Plex HDHomerun

Well, this is an interesting development for OTA DVRs. Plex just announced that they have developed a DVR add-on to Plex Server that will allow Plex to record shows via SiliconDust HDHomerun devices. It looks like it will act like a full-blown DVR complete with guide data. I used to be a big fan of HDHomerun devices, I used one years ago on when the family cut the cord, it ran with Windows Media Center and worked decently.

Recently, the family started using a four-tuner Tablo device for DVR functionality and it works pretty good. It is far from perfect as it has some stability issues and some funcitonality is pretty basic (no priority scheduling, no 5.1 surround sound, a bare-bones Apple TV interface).
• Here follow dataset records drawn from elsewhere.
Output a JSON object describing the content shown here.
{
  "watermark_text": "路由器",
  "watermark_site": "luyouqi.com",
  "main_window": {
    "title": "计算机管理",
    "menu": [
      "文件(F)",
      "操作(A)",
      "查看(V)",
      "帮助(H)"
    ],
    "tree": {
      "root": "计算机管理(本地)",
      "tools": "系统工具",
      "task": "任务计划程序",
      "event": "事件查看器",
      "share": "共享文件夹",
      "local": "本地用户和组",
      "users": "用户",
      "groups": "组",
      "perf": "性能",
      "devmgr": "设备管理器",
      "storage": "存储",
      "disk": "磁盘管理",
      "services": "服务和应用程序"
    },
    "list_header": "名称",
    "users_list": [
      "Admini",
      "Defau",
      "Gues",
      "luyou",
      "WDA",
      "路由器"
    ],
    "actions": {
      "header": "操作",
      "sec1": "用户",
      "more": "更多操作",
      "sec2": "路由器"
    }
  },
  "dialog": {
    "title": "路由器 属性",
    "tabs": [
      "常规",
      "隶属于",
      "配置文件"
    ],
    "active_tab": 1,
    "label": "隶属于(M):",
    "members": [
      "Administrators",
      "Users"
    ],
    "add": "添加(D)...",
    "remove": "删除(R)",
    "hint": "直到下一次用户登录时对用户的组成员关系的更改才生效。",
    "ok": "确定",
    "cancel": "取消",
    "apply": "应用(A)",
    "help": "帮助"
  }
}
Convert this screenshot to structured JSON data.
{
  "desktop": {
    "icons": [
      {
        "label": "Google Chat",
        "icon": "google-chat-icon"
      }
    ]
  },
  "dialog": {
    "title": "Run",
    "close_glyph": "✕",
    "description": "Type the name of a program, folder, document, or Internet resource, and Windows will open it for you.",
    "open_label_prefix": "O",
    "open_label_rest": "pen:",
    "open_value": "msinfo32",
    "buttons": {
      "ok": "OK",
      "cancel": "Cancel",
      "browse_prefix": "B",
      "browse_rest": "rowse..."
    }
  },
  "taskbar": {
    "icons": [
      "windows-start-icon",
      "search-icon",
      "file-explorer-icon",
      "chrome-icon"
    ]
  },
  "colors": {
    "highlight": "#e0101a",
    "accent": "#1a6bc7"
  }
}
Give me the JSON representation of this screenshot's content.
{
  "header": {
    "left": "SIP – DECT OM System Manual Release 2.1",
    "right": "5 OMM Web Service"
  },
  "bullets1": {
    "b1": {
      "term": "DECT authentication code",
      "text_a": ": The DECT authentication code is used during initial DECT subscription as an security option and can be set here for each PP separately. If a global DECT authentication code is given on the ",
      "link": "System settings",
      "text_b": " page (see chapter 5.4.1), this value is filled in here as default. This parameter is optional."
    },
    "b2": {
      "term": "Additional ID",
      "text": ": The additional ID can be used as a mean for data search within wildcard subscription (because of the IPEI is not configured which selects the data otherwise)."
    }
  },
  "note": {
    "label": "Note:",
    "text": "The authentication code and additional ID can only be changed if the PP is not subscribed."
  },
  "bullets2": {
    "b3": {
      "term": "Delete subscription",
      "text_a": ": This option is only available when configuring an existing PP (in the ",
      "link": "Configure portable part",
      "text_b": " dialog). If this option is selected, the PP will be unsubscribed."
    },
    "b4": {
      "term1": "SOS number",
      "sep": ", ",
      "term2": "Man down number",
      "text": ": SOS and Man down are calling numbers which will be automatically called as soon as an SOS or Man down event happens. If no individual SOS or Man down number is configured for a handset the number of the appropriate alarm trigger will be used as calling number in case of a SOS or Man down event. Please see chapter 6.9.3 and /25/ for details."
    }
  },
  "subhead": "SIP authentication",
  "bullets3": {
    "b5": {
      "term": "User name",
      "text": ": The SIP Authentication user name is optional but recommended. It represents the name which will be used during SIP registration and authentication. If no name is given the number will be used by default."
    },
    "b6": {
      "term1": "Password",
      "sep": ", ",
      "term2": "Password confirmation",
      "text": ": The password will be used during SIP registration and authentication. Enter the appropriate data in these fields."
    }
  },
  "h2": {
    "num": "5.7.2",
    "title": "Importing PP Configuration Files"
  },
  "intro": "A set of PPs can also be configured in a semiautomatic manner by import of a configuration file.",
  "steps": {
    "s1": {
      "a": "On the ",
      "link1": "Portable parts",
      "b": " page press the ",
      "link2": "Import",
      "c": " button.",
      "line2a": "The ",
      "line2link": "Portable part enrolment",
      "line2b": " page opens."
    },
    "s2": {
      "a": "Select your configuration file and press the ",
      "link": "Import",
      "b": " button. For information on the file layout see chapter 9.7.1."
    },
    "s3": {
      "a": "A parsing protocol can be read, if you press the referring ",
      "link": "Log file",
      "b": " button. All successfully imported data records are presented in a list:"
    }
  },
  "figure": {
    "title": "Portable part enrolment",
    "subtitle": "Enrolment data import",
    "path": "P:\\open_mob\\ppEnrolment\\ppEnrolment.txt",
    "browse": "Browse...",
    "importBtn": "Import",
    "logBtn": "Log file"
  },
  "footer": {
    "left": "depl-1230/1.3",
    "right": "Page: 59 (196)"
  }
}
But, for the most part, it works and it gets the family OTA TV. It is nice to see some competition in the network OTA DVR market though and I hope that it will motivate Tablo to improve.

In the HDHomerun family of devices, only the HDHomerun Extend does on-the-fly h.264 conversion of the incoming MPEG-2 stream off the antenna. The Plex DVR only stores the MPEG-2 stream unless experimental functions are used (see link below). There will be transcoding on the Plex server if it is going to serve out the MPEG-2 stream to devices that only support h.264 (such as mobile devices and Roku devices). That means there will be a need for a semi-beefy Plex server box.

With the Plex DVR solution, it means that there will be multiple boxes running on the network. If I wanted four-tuners like I have with the Tablo, I would need two HDHR devices plus one computer running Plex server. The server would probably have to have a fan on the chip because it is going to be transcoding. And if I used a fanless PC which would most likely not be powerful enough to transcode on-the-fly, the HDHR Extend does do transcoding on-the-fly, but guess what? It has a fan. With the four-tuner Tablo, it’s a single box on the network and that box is passively cooled.

There is not any immediate benefit to switching to the Plex DVR solution as I am invested in the Tablo solution. But, it will be nice to see how Tablo reacts to some competition on the market.

Update: This support page details how incoming streams are handled.

Update: From the Plex DVR announcement it looks like the Plex DVR does not have functionality to watch live TV or timeshift live TV. “It is not currently possible to watch TV live or time-shift it. It’s an area we’re interested in.” That’s kind of disappointing.